Project 5: Facial Keypoint Detection with Neural Networks - Joe Zou

Part 1: Nose Tip Detection

1.1 Samples from DataLoader

For this part, I implemented a DataLoader with three transforms that convert the image to grayscale, normalizes the pixel values to be between -0.5 and 0.5, and resizes the image to 80x60. Here are some samples taken from the data loader:

1.2 Hyper Parameter Tuning and Loss Plots

My model has 4 conv layers followed by 2 fc layers. The 4 conv layers are all followed by a ReLU and maxpool while the first fc layer is followed by a ReLU. I performed hyper parameter tuning on batch size, learning rate, convolution filter size, and convolutional channel widths. I've included some of the training and validation loss plots below. The names of the models are written in the format {filter_size}_{conv channels}_{lr}_{bs}_{epochs}

3_(16,32,64,128)_0.001_32_20

train: 1.18e-4, val: 2.03e-4

5_(16, 32, 64, 128)_0.001_32_20

train: 1.24e-4, val: 3.29e-4

3_(16,32,64,128)_0.001_8_20

train: 1.42e-4, val: 2.93e-4

3_(16,32,64,128)_0.0003_8_20

train: 3.88e-4, val: 4.21e-4

3_(64,64,128,256)_0.0006_8_20

train: 7.67e-5, val: 2.24e-4

3_(64,128,256,512)_0.0006_8_50

train: 2.81e-5, val: 1.98e-4

5_(64, 128, 256, 256)_0.0006_8_50 [THE FINAL MODEL I USED]

train: 1.555e-5, val: 1.25e-4

1.3 Effect of Hyper Parameter Tuning

From my hyper parameter tuning experiments, we can see that increasing the convolution channels of the model from something like (16, 32, 64, 128) to (64, 128, 256, 256) allowed the training loss to get lower from 1.2e-4 to something like 1.5e-5. It also seems like decreasing the learning rate enabled the model to train to a lower loss. Finally, increasing the number of epochs for training helped the validation loss stabilize at a lower value which is best shown in the last two loss plots.

1.4 Success and Failure Cases

Success Cases

Failure Cases: These cases seem to have failed because the faces are turned to the side, so the model struggles more to find the nose.

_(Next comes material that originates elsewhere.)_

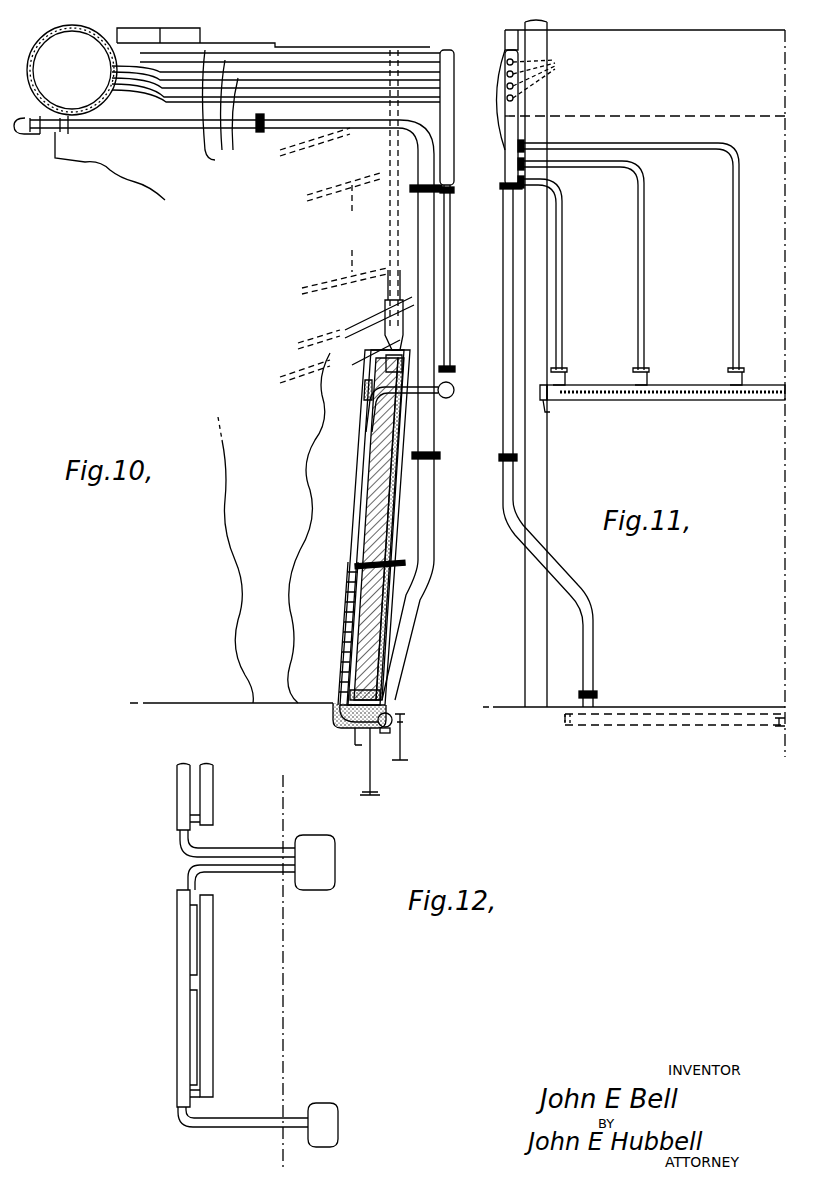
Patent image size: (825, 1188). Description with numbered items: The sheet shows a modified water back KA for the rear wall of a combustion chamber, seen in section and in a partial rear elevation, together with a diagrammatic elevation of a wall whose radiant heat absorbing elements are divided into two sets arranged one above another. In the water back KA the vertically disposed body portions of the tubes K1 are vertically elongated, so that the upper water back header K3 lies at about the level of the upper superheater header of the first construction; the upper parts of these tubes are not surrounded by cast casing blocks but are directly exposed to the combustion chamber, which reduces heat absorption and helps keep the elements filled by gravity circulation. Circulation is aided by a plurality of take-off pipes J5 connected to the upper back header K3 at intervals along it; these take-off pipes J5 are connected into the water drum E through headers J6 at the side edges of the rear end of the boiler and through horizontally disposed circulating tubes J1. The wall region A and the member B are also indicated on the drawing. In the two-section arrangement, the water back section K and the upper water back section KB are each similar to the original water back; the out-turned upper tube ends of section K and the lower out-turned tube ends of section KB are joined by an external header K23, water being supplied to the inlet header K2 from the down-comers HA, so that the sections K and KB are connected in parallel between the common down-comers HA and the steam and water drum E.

Part 2: Full Facial Keypoints Detection

2.1 Samples from DataLoader

For this part, I added on two data augmentation techniques to the data loader from part 1. The first data augmentation is a rotation by θ\theta sampled from a normal distribution centered around 0 with standard deviation of 7.5. The second data augmentation is a translation by tx,tyt_x,t_y each sampled from a normal distribution centered around 0 with standard deviation of 10. Here are some samples from the data loader:

2.2 Model Architecture

The final model architecture I decided on is:

input(1,180,240) → conv(128), relu, conv(128), relu, maxpool, conv(256), relu, conv(256), relu, maxpool, conv(256), relu, conv(256), relu, maxpool, fc(512), relu, fc(116) → output(116)

The convention I use is conv(out_channels) and fc(out_dims) as the in_channels and in_dims can both be calculated from the prior layers. The convolution filter_size I ended up using was 5.

There are essentially 3 repeated blocks of convolutions where each block consists of conv(channel), relu, conv(channel), relu, maxpool. The convolution channel dimensions stay constant within each block and the image dimension remains the same until it is halved by the maxpool at the end. Following these three repeated blocks of convolution operations is two fully connected layers separated by a ReLU activation. The exact dimensions of the convolution channels and filter_size were found from hyper parameter tuning explained below.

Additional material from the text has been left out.